Il Grand' Inquisitor

Christoph Prégardien in deSingel

Gisteren werd het liedseizoen van deSingel in stijl afgesloten met een recital van Christoph Prégardien en Malcolm Martineau... voor de verandering in een bijna volle Blauwe Zaal, zelfs de Conservatoriumstudenten zijn eens uit hun kot gekomen.


(foto © Jean-Baptiste Millot)

Ze brachten een selectie uit het ijzeren liedrepertoire, van Schubert tot Wagner via Schumann en Brahms. Vijf Brahms-liederen openden de avond. Malcolm Martineau liet meteen horen waarom hij één van de meest geniale liedpianisten van het moment is. Hij eist ongegeneerd zijn plaats op het podium op en dwingt je om ook naar hem te luisteren.
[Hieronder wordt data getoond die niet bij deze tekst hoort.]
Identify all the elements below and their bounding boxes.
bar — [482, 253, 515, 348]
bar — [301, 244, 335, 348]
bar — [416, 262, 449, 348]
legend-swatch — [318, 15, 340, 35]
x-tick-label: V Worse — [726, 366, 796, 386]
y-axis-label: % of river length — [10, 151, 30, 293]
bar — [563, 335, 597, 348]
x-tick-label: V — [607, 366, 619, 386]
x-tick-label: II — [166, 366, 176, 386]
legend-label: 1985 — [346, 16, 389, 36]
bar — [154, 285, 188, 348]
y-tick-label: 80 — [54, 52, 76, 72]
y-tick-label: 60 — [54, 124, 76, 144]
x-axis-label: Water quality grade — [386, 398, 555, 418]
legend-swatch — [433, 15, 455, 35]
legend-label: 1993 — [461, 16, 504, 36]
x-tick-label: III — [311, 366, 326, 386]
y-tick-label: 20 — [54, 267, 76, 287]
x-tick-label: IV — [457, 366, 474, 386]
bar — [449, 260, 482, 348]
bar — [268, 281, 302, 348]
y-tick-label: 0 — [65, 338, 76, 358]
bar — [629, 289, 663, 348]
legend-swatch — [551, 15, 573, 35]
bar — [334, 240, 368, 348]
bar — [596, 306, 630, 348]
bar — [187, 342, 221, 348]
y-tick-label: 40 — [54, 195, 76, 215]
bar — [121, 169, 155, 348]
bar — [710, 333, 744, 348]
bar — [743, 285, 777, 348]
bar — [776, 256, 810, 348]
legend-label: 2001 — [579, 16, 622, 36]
Neem bijvoorbeeld Von ewiger Liebe. Mindere pianisten draaien hun hand er niet voor om om het lied te degraderen tot een pletwals die de zanger vermorzelt tussen "der Stahl und das Eisen". Martineau weet dat intensiteit niet hetzelfde is als luid spelen... en als hij dan toch forte speelt, dan doet hij dat zodanig dat hij nooit de zanger overstemt. Feldeinsamkeit wordt een evocatie van een zwoele zomerdag met glasheldere pianoklanken. In Wie rafft' ich mich auf haalt hij dan weer allerlei details uit de piano: bij de "gotische Bogen" zien we de pilaren de lucht in schieten, de "melodischer Wandel der Sterne" heeft zelden zo helder gefonkeld.

Ondertussen blijkt Prégardien ook in grote vorm te zijn. Zijn perfecte dictie maakt de teksten in het programmaboekje overbodig. Er is geen enkele verkrampte noot te horen - het was ooit anders - waardoor je ongestresseerd naar zijn vertolkingskunst kan luisteren. In de Heine-Liederkreis van Schumann (opus 24) speelt hij met de ironie van Morgens steh' ich auf und frage, brengt hij een vertellende Lieb Liebchen, leg's Händchen, vergeet hij even het legato voor Warte, warte, wilder Schiffmann, maar zingt een ontroerende Anfangs wollt' ich fast verzagen.

Wagners Wesendonck-Lieder zijn sinds een aantal jaren niet meer de exclusieve speeltuin van al dan niet dramatische sopranen en mezzo's. Zelfs de Wagner-bas Günther Groissböck heeft ze onlangs op plaat gezet. Een individueel lied als Träume staat sinds Richard Tauber al langer op het tenorrepertoire. Maar eigenlijk is er geen enkele reden waarom ze niet allemaal door mannen gezongen zouden kunnen worden. In de pianoversie vind ik de Wesendonck-Lieder sowieso meer genietbaar dan in de orkestversie en met een meester-pianist als Martineau mis je op geen enkel moment het orkest.

Na Wagner verwacht je eventueel nog een streepje Mahler, maar Prégardien en Martineau keren terug in de tijd naar Schubert. In die confrontatie valt het des te meer op hoe modern Schuberts Heine-liederen uit Schwanengesang eigenlijk wel klinken. Daarenboven hadden ze ook het lumineuze idee om de liederen op te voeren in de volgorde zoals Heine ze in Die Heimkehr gepubliceerd heeft, en niet in de gebruikelijke volgorde van Tobias Haslinger. Dus:

Deze volgorde is dramaturgisch heel logisch. Op deze manier staat Der Doppelgänger in het midden van de "cyclus" in plaats van op het einde. Door er nog twee liederen aan te hangen zijn we de waanzin voorbij en krijgen we in de tweede helft één grote waanzinscène, die door Martineau en Prégardien tot in de puntjes en in één grote beweging tot uitvoering gebracht wordt. Het lost ook het probleem van Der Atlas op. Normaal wordt daarmee gestart en staat het lied daar wat verloren. Nu is het de apotheose, vergelijkbaar met "Die alten, bösen Lieder" uit Dichterliebe. Voor de twee bisnummers bleven ze bij Schubert... met het onvermijdelijke Die Taubenpost en een waanzinnig mooie Nacht und Träume.